16th Jan 2015 another year

well Andy had his hernea operation on monday its now friday poor darlin' l dont think he knew how painful it would be.
l have hated every minute of this watching him in such pain its unbearable, l wish it were me not him l dont think men are made to endure pain poor pet.
no get well cards from our dear children no flowers
l often wonder why my children are the way they are
as they grow older they become more and more selfish
l find l dont really like them at all
l often wonder if this is what my mother felt
the only person to really show concern was Andy's mum shock of shocks.
what the hell does that say about the state of things
l wish l could take the pain for him poor darling he is being so brave
love him so much xxx

Monday 5 January 2015

january here we go again 2015 wow

crird today
self pity
l put myself in a position where l cant meet ppl to make friends
with, then get all upset that l have no friends.
trouble is l dont like ppl but l'd like to have a friend that wont
betray me. big ask l know. l miss my cats and my parents, my best friend,
my nan and to be honest l miss my own children, but thats my fault l brought
them up to be independant, cos l was always scared they would have to make it without me.
l never really expected to live this long.

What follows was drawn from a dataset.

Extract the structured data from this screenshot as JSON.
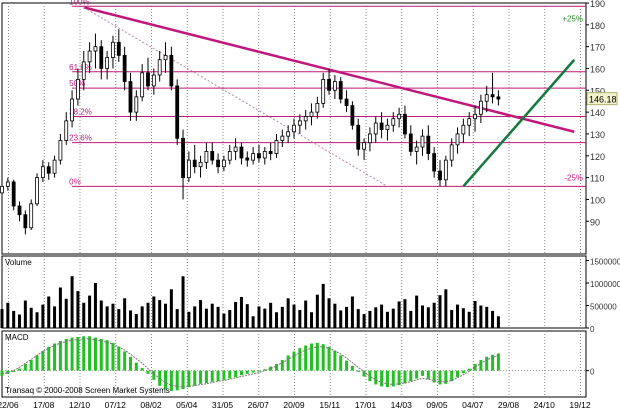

really worried about Andy l know l make him worry
about money , about me and my crazy brain
celly was right l'll never leave Andy, not for the reasons she says
but l do really love him more than anything and l would be lost without him.
poor bugger, more pressure on him,as if he doesnt have enough trouble.


wish Autumn would have her babies

Friday 2 January 2015

happy new wonderful year

well here we are another year gone and a brand new happy year ahead l feel this is going to be a wonderful year for me and andy. l have no idea how andy and l ever meet but lve been a very very very lucky girl to have such a wonderful hubby
for the 1st time in years l really think this is going to be a great year
evies first year of school whoa that went quick.
celly not speaking to us but bought us a lounge suite very strange child.
saw elvira and the kids she's very tired but seems happy.
missed seeing my brothers as ross didnt give us a time ?? he's always been strange like that.
garry dropped a huge picture at our front door but didnt knock silly man.
sarah is so exhausted l wish there was more l could do for her.
sadly l didnt make it to queensland lm scared they will die soon and lve not seen them l love them dearly.